BSI Signal Processing
When molecular complexes form, they cause a measurable change in mean polarizability within the channel, which in turn causes the fringes to shift their position (move to the left or move to the right; see figure above). A proprietary algorithm is applied to determine minute changes in fringe position among the various frequencies which comprise the fringe array. The output of the system is a time dependent plot of fringe position that is translated into binding response.

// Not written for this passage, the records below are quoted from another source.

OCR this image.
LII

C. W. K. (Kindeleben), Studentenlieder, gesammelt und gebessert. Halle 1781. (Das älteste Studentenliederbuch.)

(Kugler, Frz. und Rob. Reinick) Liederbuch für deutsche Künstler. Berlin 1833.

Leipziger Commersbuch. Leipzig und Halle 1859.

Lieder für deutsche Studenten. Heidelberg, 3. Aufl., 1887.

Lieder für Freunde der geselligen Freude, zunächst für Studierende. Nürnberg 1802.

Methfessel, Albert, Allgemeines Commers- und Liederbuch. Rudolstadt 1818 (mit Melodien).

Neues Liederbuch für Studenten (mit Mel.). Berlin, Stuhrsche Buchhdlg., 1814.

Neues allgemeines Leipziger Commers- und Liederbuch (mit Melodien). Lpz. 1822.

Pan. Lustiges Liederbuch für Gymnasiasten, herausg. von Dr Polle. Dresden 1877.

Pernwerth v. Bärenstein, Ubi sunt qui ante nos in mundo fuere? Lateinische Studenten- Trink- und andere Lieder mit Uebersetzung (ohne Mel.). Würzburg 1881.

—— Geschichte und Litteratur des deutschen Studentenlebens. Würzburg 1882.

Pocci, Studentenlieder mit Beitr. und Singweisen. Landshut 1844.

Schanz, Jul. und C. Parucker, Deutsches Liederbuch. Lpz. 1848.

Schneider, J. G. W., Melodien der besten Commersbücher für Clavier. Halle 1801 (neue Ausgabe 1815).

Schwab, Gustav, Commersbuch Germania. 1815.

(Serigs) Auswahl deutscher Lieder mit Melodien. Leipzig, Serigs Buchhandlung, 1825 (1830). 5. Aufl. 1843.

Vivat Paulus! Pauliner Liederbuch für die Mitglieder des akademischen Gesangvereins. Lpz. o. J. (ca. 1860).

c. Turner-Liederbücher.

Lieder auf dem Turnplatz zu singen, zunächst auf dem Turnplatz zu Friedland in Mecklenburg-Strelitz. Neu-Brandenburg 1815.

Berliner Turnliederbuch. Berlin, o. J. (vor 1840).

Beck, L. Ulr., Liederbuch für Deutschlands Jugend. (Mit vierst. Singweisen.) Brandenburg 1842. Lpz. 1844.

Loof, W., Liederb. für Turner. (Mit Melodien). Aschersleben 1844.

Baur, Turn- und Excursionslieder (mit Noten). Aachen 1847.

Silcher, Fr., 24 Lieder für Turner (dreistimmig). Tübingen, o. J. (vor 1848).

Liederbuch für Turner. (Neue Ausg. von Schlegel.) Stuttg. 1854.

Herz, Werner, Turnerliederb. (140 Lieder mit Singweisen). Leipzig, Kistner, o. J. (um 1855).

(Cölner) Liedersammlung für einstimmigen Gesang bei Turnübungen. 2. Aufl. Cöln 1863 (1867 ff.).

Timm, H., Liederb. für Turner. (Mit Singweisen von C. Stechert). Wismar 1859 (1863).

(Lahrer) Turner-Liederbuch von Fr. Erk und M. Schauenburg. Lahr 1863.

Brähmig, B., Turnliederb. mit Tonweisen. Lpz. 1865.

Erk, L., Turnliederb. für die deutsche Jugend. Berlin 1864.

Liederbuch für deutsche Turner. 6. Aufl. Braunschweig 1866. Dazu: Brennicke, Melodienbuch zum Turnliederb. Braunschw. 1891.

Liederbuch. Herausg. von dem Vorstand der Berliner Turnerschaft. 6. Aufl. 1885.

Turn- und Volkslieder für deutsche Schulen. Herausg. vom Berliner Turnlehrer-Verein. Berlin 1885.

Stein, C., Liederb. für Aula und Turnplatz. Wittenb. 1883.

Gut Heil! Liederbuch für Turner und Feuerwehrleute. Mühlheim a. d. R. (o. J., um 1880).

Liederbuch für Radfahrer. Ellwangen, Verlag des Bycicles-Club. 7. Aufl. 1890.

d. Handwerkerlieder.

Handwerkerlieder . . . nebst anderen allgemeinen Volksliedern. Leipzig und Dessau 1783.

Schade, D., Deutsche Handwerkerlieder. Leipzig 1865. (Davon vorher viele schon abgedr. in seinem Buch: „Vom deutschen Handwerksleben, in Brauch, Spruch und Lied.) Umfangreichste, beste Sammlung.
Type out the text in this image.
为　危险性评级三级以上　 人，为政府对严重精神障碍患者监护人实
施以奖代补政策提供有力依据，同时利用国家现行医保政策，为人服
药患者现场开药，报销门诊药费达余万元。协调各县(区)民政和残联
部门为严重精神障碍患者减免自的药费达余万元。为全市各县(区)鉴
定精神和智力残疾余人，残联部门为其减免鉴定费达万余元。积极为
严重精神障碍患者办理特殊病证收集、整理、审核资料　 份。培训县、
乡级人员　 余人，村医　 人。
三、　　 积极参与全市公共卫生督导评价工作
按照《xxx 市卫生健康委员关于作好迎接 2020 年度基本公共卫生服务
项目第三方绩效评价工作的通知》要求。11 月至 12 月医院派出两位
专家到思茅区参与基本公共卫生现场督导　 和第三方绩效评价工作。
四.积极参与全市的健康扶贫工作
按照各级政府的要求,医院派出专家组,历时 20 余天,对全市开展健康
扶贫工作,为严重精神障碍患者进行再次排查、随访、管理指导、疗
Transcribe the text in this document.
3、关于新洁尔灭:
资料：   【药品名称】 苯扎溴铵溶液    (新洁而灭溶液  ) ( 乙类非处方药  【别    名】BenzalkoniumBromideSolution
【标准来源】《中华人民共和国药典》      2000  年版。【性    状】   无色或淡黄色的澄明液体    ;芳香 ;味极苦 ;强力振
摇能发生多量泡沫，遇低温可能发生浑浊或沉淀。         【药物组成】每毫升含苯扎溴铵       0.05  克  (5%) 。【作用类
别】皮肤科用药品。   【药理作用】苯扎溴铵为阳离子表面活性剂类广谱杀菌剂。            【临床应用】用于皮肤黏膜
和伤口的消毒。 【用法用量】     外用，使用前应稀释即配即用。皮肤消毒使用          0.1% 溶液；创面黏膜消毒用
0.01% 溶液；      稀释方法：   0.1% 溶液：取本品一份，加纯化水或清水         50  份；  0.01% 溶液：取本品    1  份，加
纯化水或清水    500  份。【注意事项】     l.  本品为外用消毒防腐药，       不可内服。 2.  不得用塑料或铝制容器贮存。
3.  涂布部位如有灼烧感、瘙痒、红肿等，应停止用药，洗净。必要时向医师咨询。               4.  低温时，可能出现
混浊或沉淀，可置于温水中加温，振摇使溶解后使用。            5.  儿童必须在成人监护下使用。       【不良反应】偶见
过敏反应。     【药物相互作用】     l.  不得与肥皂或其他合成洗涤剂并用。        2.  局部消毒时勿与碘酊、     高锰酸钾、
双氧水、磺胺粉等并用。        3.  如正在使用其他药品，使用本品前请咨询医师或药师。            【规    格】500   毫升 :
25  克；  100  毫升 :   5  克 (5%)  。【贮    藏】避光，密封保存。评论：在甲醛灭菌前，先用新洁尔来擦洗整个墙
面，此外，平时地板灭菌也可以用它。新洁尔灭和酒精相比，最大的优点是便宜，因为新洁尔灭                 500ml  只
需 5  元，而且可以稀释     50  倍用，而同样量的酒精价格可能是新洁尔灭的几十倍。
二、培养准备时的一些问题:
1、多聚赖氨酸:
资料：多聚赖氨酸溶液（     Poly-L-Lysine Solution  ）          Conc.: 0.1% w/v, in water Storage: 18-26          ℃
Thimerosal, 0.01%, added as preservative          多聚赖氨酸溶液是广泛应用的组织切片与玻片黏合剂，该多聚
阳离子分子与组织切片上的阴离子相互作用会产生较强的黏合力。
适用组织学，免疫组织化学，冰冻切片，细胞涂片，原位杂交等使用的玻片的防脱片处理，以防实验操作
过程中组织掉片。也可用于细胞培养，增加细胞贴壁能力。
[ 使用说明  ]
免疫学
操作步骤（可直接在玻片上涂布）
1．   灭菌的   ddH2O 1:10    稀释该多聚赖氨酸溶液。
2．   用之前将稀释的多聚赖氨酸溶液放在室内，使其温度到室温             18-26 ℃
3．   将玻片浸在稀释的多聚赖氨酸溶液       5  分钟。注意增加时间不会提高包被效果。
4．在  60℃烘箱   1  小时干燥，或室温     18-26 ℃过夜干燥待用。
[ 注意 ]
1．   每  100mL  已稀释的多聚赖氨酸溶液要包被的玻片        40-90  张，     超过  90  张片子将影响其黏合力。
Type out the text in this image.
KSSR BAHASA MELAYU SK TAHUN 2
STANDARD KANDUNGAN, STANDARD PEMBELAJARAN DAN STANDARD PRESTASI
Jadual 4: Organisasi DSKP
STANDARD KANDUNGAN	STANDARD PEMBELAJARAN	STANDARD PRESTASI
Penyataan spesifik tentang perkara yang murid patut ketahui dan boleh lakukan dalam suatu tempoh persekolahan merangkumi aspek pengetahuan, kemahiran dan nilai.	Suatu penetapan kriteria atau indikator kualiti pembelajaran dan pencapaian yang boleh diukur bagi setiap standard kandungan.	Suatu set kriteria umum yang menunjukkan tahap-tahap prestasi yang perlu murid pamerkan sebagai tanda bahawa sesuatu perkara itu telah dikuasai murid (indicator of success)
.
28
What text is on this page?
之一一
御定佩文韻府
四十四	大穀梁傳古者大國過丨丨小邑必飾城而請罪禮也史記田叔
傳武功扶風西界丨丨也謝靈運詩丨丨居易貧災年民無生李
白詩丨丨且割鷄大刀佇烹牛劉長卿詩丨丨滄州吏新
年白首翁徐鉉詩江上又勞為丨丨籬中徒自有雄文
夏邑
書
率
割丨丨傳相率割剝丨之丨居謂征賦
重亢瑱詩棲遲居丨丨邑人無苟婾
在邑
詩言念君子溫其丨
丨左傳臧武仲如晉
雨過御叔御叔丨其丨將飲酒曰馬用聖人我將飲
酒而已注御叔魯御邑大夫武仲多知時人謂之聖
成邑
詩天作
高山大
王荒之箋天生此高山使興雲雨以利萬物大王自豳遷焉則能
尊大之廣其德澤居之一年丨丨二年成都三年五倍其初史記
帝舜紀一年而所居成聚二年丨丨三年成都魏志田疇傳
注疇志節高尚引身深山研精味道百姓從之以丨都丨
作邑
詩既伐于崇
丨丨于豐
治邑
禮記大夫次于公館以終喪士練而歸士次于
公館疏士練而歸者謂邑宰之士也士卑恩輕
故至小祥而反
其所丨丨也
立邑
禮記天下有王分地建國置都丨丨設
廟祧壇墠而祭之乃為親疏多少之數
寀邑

The BSI chip is essentially a flow cell, in which previous samples are displaced with subsequent injections. Unlike many other bio-sensing techniques, with BSI there is no need for surface regeneration, as each measurement is truly performed in free solution. As illustrated in Figure 2, each sample injection-read cycle is completed in about 30 seconds. The amplitude of these plots is related to abundance of the binding complex, enabling end-point, equilibrium dissociation constant determination.
Setting up the BSI Assay
Free solution BSI Kd determinations are performed in end-point fashion, with target and ligand pre-incubated to establish equilibrium. Target and ligand concentrations are established to initiate pseudo-first order binding conditions, for which the target is typically held at sparing concentration and the ligand in excess to insure against depletion during the binding process.
The concentration of target can range from pM to uM depending on the Kd of the ligand – target equilibrium. A series of range-finding experiments are launched to establish the optimal concentration of the target, which is ideally established to be about one-tenth of the system’s Kd. Usually, the analyte concentration ranges from one-fifth to 10 times the concentration of the system Kd. The figure above illustrates the RI change for a constant target A (light blue trace, constant RI), the increase in RI as ligand B is increased (red trace) as a control and finally, the hyperbolic binding isotherm RI curve for the equilibrium AB complex after mixing and equilibration of A and B (dark blue trace). In practice, control B is run simultaneously in a reference channel with complex AB run in the analytical channel. The difference is plotted as AB-B against an offset of A. A single site binding isotherm model is fitted to the AB curve to determine the binding maximum or Bmax. Kd is then established as ½ Bmax.